# AutoRegressive Fractionally Integrated Moving Average (ARFIMA) model

Usually, in algorithmic trading, we talk about AutoRegressive Integrated Moving Average (ARIMA) models. They’re very popular in the industry. You might remember that the “d” component in the model can be 0, 1, 2, etc. What if 'd' could take fractional values? We’ll learn about such models i.e. AutoRegressive Fractionally Integrated Moving Average (ARFIMA) here.

Let’s dive in and enjoy!

## What is an ARFIMA model?

Do you remember an ARIMA(p,d,q) model? Let’s write its equation:

$$y_t(1-L)^d = c + \phi_1y_{t-1} + \phi_2y_{t-2} +... + \phi_py_{t-p}+\epsilon_t+ \theta_1\epsilon_{t-1} + \theta_2\epsilon_{t-2} + … + \theta_q\epsilon_{t-q}$$

Usually “d” is 0, when we model asset returns, and d=1 when we model asset prices, “d=2” when second differences of the original series are stationary, etc.

An ARFIMA(p,d,q) is the same as an ARIMA(p,d,q). The only difference is that for the ARFIMA model, “d” can take float values between -1 and 1.

## Purpose of the ARFIMA model

While learning about algo trading, you might have learned that in order to apply an ML model, or an econometric model such as the ARMA, GARCH, etc., it’s really important to convert the usually-non-stationary series into a stationary series by finding the integer-type order of integration and differencing “d” times the series.

Well, we say this because ML models, as statistical models, need to be used on data that has a constant mean, variance and covariance (with respect to time).

However, when we convert prices to returns, to make them stationary, we have returns which have the good statistical properties to be used as input for an ML, but they lose what is called “memory”.

This is nothing else than the persistence of autocorrelation that we usually find it in asset prices.
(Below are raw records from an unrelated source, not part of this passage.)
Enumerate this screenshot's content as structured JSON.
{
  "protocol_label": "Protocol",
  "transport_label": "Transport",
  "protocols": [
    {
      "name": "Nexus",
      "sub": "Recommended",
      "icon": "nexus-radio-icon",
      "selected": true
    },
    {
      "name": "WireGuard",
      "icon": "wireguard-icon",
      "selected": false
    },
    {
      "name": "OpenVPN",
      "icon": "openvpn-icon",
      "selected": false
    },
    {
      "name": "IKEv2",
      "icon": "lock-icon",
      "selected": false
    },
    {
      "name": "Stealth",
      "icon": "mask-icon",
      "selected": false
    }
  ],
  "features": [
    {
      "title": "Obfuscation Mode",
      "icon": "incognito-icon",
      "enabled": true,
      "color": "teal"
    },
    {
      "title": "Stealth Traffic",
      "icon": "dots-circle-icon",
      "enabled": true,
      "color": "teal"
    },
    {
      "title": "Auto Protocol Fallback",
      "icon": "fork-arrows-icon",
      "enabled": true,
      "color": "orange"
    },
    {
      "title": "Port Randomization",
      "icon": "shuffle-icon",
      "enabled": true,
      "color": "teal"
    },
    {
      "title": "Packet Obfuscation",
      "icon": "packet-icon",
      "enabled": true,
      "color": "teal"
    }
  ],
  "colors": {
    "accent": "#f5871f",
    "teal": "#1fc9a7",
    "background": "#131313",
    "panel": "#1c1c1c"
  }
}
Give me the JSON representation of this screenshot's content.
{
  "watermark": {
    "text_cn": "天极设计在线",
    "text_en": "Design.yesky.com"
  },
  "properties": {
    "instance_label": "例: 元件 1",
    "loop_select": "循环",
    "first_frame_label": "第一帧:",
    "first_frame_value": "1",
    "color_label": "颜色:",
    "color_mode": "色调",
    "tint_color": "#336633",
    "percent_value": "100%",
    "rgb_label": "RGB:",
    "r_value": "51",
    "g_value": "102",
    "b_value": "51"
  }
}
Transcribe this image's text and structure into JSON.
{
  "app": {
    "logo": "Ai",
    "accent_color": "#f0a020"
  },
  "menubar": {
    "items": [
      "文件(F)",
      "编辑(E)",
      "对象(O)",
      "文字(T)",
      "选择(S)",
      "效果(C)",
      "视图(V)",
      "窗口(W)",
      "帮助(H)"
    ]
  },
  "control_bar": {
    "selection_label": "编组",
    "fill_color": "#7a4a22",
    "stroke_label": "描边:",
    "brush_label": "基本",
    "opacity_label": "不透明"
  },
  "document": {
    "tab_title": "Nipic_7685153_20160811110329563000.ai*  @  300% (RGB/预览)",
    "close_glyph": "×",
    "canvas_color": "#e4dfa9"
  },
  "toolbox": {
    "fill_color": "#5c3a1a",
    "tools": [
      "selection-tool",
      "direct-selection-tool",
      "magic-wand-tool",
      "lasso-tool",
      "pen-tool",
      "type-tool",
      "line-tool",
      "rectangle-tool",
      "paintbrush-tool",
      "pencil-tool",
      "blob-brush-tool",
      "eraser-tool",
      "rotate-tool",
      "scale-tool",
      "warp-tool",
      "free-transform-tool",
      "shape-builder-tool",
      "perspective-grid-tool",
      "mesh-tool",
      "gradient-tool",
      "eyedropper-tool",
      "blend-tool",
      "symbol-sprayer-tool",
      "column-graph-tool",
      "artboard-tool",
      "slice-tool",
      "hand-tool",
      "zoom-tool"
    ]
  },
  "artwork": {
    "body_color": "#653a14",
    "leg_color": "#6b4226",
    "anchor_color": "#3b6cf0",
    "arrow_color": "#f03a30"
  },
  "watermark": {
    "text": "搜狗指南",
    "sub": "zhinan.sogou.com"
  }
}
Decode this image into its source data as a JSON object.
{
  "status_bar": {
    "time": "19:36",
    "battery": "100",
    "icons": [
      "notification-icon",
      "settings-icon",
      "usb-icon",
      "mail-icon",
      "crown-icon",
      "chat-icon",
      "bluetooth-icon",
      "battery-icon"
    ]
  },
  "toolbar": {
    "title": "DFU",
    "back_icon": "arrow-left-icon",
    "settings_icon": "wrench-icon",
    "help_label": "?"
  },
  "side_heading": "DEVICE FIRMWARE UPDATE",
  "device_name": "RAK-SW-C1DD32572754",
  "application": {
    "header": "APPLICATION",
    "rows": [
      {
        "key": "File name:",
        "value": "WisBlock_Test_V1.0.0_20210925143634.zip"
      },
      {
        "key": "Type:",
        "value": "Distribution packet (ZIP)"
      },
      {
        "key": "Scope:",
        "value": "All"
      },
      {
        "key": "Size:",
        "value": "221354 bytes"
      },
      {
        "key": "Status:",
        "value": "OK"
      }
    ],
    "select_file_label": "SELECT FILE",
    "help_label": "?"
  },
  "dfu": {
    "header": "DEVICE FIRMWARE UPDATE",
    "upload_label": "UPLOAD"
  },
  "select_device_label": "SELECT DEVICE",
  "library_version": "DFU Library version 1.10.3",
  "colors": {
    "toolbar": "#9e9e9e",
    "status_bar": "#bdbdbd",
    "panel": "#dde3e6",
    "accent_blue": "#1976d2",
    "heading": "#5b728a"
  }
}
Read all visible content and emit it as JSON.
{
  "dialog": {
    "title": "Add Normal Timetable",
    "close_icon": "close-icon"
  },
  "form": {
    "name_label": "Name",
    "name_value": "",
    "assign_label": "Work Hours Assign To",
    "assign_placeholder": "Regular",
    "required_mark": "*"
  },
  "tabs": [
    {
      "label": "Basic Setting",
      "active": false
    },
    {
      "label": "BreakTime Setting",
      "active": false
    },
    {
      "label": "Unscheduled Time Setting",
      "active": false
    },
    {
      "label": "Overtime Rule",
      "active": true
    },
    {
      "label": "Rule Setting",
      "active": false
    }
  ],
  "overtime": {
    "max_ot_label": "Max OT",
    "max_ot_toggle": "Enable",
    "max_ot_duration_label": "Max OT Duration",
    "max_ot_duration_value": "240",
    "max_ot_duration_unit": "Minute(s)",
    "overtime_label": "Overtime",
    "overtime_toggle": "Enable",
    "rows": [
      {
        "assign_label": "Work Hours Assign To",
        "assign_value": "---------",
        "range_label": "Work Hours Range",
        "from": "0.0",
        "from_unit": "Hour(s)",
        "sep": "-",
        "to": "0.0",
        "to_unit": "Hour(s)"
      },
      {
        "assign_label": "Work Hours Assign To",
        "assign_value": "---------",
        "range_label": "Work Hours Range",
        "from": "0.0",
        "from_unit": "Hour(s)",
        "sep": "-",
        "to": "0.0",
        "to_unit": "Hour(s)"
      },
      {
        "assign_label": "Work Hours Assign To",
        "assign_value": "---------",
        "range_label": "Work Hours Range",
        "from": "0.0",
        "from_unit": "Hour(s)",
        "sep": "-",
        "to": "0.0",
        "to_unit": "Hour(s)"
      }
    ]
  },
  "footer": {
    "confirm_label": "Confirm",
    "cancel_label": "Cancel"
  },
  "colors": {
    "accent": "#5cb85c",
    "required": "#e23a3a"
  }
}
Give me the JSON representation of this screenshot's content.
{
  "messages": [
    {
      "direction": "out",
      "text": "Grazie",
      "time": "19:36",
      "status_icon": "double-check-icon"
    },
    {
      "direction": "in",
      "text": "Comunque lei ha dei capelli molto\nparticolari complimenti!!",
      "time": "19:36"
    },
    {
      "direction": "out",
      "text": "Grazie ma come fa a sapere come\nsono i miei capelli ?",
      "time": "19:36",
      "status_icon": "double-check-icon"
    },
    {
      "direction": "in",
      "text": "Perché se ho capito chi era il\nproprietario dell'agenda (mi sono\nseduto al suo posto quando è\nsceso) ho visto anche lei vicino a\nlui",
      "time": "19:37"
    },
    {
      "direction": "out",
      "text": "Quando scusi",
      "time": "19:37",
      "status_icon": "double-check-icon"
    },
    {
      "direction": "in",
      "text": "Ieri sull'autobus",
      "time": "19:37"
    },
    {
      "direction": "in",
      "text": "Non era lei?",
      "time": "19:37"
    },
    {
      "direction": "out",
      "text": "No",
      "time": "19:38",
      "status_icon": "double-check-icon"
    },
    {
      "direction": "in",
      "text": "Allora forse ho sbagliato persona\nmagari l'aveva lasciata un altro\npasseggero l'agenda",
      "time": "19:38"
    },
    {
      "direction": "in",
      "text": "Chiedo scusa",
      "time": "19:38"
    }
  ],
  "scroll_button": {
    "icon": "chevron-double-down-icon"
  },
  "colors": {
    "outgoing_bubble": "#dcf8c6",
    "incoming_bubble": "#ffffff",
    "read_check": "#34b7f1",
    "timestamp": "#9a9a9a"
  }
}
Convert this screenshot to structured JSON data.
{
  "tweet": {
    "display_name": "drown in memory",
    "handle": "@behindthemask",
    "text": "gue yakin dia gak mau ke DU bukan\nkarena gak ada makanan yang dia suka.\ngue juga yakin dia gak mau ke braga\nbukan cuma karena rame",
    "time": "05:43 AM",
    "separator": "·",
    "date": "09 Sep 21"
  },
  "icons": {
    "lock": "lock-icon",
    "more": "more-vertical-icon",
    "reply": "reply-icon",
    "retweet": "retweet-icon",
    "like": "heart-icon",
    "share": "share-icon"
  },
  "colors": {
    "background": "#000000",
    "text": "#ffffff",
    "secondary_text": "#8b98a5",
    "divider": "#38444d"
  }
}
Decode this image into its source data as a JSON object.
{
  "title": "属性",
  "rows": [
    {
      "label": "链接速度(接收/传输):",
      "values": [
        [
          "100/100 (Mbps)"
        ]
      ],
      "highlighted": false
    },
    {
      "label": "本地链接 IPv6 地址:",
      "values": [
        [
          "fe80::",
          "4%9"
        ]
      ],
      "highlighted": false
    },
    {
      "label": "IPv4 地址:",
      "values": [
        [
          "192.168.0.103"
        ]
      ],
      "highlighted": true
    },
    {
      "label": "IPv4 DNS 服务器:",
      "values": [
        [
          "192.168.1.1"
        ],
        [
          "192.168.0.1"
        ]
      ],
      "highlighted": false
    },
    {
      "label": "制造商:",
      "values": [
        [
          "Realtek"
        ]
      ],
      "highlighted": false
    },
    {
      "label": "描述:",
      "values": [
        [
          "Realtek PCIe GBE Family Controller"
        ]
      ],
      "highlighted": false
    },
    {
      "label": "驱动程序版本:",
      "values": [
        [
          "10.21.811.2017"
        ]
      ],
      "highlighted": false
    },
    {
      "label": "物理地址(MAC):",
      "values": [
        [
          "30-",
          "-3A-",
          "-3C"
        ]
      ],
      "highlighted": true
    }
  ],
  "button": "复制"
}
Then, a researcher in the 80s came up with an interesting model.

Hosking (1981)  presented the ARIMA process to have the “d” value become a non-integer value, i.e., generalized the ARIMA model to make it have the differencing degree to be fractional values. This is what we call the ARFIMA model.

The main model’s purpose is to account for the persistence of memory that we find in economic and financial prices in levels while estimating an ARMA model on them.

This means that we could model an ARMA model which could have incorporated the long-term persistence that we don’t usually have in ARMA models applied to prices in first differences. This feature increased the forecasting power of simple ARIMA models.

According to López de Prado (2018), there is scarce literature related to ARFIMA models. Applications in retail trading are minimal, too. Let’s try our hand at it and see what emerges.

## The ARFIMA Model Specification

Let’s understand the model better with algebraic formulations as it’s usually done with the ARMA model. We follow López de Prado's (2018) book notation and formulas.

You have learned in the ARMA article about lag operators. Let’s leverage on that article knowledge and use the lag operator here to explain the ARFIMA model.

Let’s reprise the mechanics of the lag operator. If X(t) is a time series, we have

$$(L^k)(X_t) = X_{t-k}, \text{ for }k>=0$$ $$(1-L)^2 = 1 - 2L + L^2$$

For d = 2 is:

$$L^2X_t = X_{t-2}, \text{ for }k>=0$$ $$(1-L)^2X_t = X_t - 2X_{t-1}+ X_{t-2}$$

In order to explain in detail the ARFIMA model lag slopes, we remember here the following math formula, that, for any positive integer “n”.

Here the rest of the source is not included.